Step 12: find correlation between state population and h1b data using the cor() function.
cor(state_data$Population, state_data$h1b)
## [1] 0.8828295
Becuase the correlation between a states total population and its h1b submissions is close to 1, it is safe to say that there is a strong positive linear association between the two variables. But this should suprise us because one would think the larger the state’s population the more h1b submissions.
Lets do some less obvious investigation.
Step 13: make a scatterplot matrix to find relationships between multiple variables. Use pairs() to make a scatterplot matrix.
pairs(~ h1b + Population + Income + Illiteracy + HS.Grad,
data = state_data,
main = "H1B relationships between Population, Income, Illiteracy rate, and HS grad percentages")
Take a look at the relationship between h1b submissions and illiteracy rate. The data suggests that areas with lower illiteracy rates actually have more h1b applications. Could this mean immigrant workers are actually smart, not drug dealears, criminals, or rapists!? How do you think Mr.

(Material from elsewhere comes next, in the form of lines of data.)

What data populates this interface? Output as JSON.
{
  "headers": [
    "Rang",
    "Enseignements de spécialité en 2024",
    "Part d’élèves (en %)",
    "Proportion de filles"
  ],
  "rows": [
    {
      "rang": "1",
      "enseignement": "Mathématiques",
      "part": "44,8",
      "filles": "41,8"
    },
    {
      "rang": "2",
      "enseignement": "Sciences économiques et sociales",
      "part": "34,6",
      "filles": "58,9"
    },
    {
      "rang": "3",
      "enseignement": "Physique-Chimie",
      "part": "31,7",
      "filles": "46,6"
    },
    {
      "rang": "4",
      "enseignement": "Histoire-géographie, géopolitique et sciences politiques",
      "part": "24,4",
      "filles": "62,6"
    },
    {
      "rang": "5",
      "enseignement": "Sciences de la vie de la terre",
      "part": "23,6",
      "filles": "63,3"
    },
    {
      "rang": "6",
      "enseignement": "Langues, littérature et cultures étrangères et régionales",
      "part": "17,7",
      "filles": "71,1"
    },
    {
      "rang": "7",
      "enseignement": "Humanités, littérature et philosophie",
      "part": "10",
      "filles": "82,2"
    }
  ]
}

Trump would respond to this data?
We are almost done! One more question: are h1b applicants with higher salaries more likely to be approved or denied for a visa?
Step 14: make a visualization (i.e. a graph)
ggplot(data = h1b_data, aes(x = factor(case_status), y = base_salary, fill = as.factor(case_status))) +
geom_boxplot() +
ylim(0, 150000)
That’s interesting! The data suggests that an applicant’s base_salary doesn’t affect their chances of being certified or denied.